My favorite comment, however, occurred after I posted a photo of the cute little Yamaha. “Your motorcycle is hopeless,” read the comment. “Don’t even bother trying to fix it. Just give it to me.” Uh, no. But I appreciate the compliment.

The other day I saw a plumber’s van that had these words inscribed on the side: “We do the stuff you can’t learn on YouTube.” I tried not to take offense, because the truth is I fix all kinds of stuff based on what I learn from “YouTube University”—including motorcycles. I watch these videos on the large monitor I have in my shop, displaying them 10 seconds at a time while, for instance, while re-assembling a gearbox. Interestingly, I’ve noticed that many of these videos now originate in India, where there is apparently a thriving business in old motorcycles—and making money from YouTube. Most of these endearing videos look like they were shot in someone’s kitchen in Bombay, with screaming kids and dogs in the background. Engines are disassembled on kitchen tables, using the classic farmers’ tools (Vise-Grips, hammers, duct tape). On one occasion, I watched in horror as they installed a seal backward in the crankcase, a mistake I almost committed as I mimicked the video. But in general, if one exercises due caution, YouTube University is the restorer’s friend.

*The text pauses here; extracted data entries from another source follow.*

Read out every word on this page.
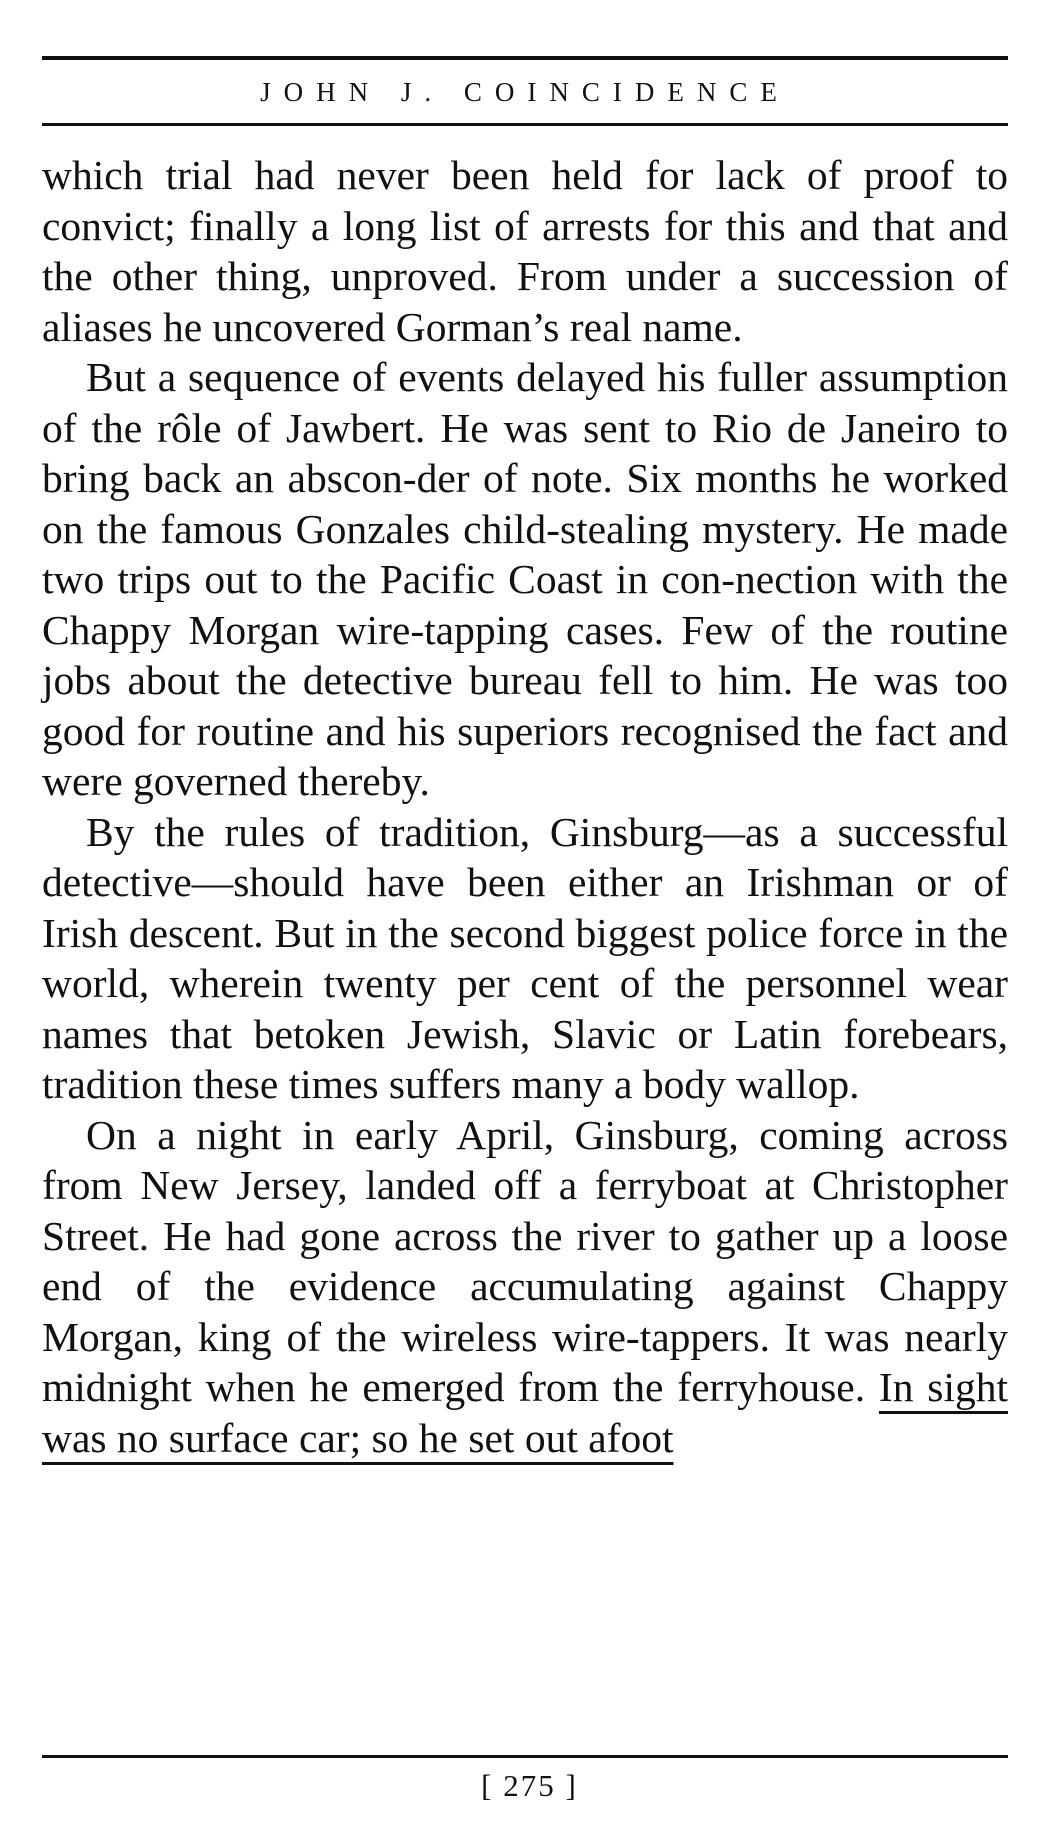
JOHN J. COINCIDENCE

which trial had never been held for lack of proof to convict; finally a long list of arrests for this and that and the other thing, unproved. From under a succession of aliases he uncovered Gorman’s real name.

But a sequence of events delayed his fuller assumption of the rôle of Jawbert. He was sent to Rio de Janeiro to bring back an abscon-der of note. Six months he worked on the famous Gonzales child-stealing mystery. He made two trips out to the Pacific Coast in con-nection with the Chappy Morgan wire-tapping cases. Few of the routine jobs about the detective bureau fell to him. He was too good for routine and his superiors recognised the fact and were governed thereby.

By the rules of tradition, Ginsburg—as a successful detective—should have been either an Irishman or of Irish descent. But in the second biggest police force in the world, wherein twenty per cent of the personnel wear names that betoken Jewish, Slavic or Latin forebears, tradition these times suffers many a body wallop.

On a night in early April, Ginsburg, coming across from New Jersey, landed off a ferryboat at Christopher Street. He had gone across the river to gather up a loose end of the evidence accumulating against Chappy Morgan, king of the wireless wire-tappers. It was nearly midnight when he emerged from the ferryhouse. In sight was no surface car; so he set out afoot

[ 275 ]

With this many resources, and the freedom that comes with retirement, it should be hard to make a mistake. And yet, I do. Plenty of them. At one point, a small Phillips screw in the vicinity of the shift drum refuses to come out, despite careful application of an impact driver, heat, and a prison yard’s worth of expletives. Just as I am about to go at it with a handheld drill, I decide better and call my friend Todd, a bicycle framebuilder who also happens to be the most talented, artistic machinist that I know. He jigs it up in his mill, drills out the offending bolt with grace and aplomb, whereupon the coils of metal remaining in the crankcase fall out with a breath of air, leaving the threads perfectly intact. These are the moments, and there are many, when I realize my vast shortcomings as a restorer. At least I have the good judgment to pick up the phone and call someone who knows better.

Ring-a-ding redux

After five months, I put the big, slow-moving train in reverse: re-assembly begins! I know things are going the right direction because the pile of empty Ziploc bags is growing, and the large bin of parts keeps getting emptier. What’s more, I can see the surface of my workbench again. For most of the last year, it’s been completely obscured with the detritus of a 53-year-old motorcycle.

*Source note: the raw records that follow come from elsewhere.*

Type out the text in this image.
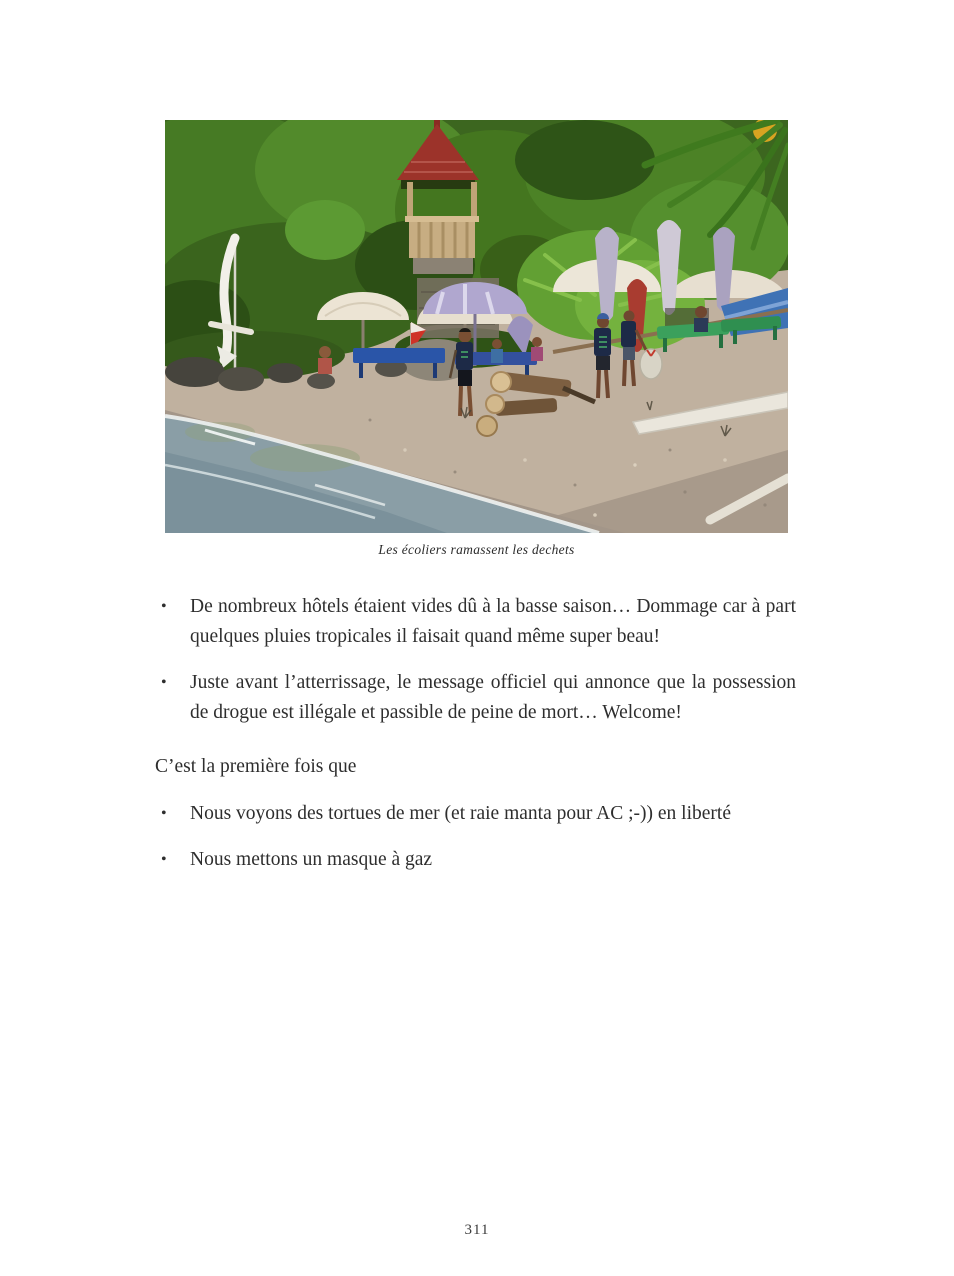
Les écoliers ramassent les dechets
• De nombreux hôtels étaient vides dû à la basse saison… Dommage car à part quelques pluies tropicales il faisait quand même super beau!
• Juste avant l’atterrissage, le message officiel qui annonce que la possession de drogue est illégale et passible de peine de mort… Welcome!

C’est la première fois que

• Nous voyons des tortues de mer (et raie manta pour AC ;-)) en liberté
• Nous mettons un masque à gaz
311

I fill the engine with essential fluids, straddle the newly covered seat, and give it a hefty kick. The carcinogenic little smoker bursts to life like a supernova, shaking windows for half a mile. My little gross polluter runs!

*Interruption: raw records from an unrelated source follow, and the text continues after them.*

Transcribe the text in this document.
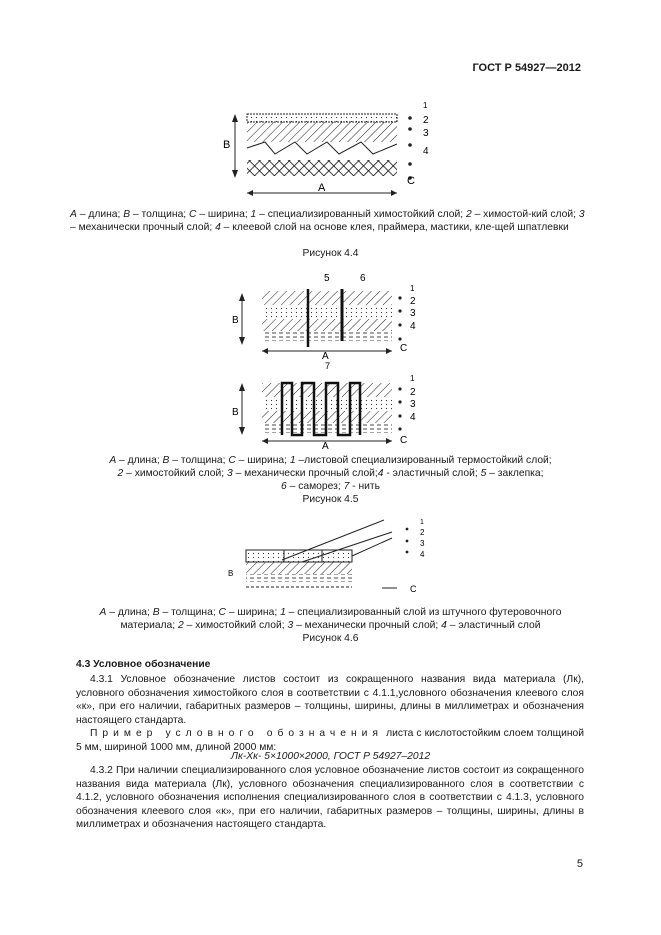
ГОСТ Р 54927—2012
B
A
C
1
2
3
4
А – длина; В – толщина; С – ширина; 1 – специализированный химостойкий слой; 2 – химостой-кий слой; 3 – механически прочный слой; 4 – клеевой слой на основе клея, праймера, мастики, кле-щей шпатлевки
Рисунок 4.4
5	6
B
A
7
C
1
2
3
4
B
A
C
1
2
3
4
А – длина; В – толщина; С – ширина; 1 –листовой специализированный термостойкий слой;
2 – химостойкий слой; 3 – механически прочный слой;4 - эластичный слой; 5 – заклепка;
6 – саморез; 7 - нить
Рисунок 4.5
B
C
1
2
3
4
А – длина; В – толщина; С – ширина; 1 – специализированный слой из штучного футеровочного
материала; 2 – химостойкий слой; 3 – механически прочный слой; 4 – эластичный слой
Рисунок 4.6
4.3 Условное обозначение
4.3.1 Условное обозначение листов состоит из сокращенного названия вида материала (Лк), условного обозначения химостойкого слоя в соответствии с 4.1.1,условного обозначения клеевого слоя «к», при его наличии, габаритных размеров – толщины, ширины, длины в миллиметрах и обозначения настоящего стандарта.
Пример условного обозначения листа с кислотостойким слоем толщиной 5 мм, шириной 1000 мм, длиной 2000 мм:
Лк-Хк- 5×1000×2000, ГОСТ Р 54927–2012
4.3.2 При наличии специализированного слоя условное обозначение листов состоит из сокращенного названия вида материала (Лк), условного обозначения специализированного слоя в соответствии с 4.1.2, условного обозначения исполнения специализированного слоя в соответствии с 4.1.3, условного обозначения клеевого слоя «к», при его наличии, габаритных размеров – толщины, ширины, длины в миллиметрах и обозначения настоящего стандарта.
5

From the first ride, weepy senior men come over to regale me with tales of past glory on this very model, including supra-legal escapades with scantily clad passengers. Apparently, lots of people owned these bikes back in the day.

Have I learned anything from the experience, for instance, that restoration may not be my calling in life? The answer is no. In my side yard, under a pop-up tent, is a rusting but complete, hulk of a motorcycle: my 1965 Honda Dream barn find. No sooner have I cleared my workbench than thoughts turn to this corrosive corpse of a bike. If I extrapolate from the restoration time of my little Yamaha, the Dream will burble to life in about….2030.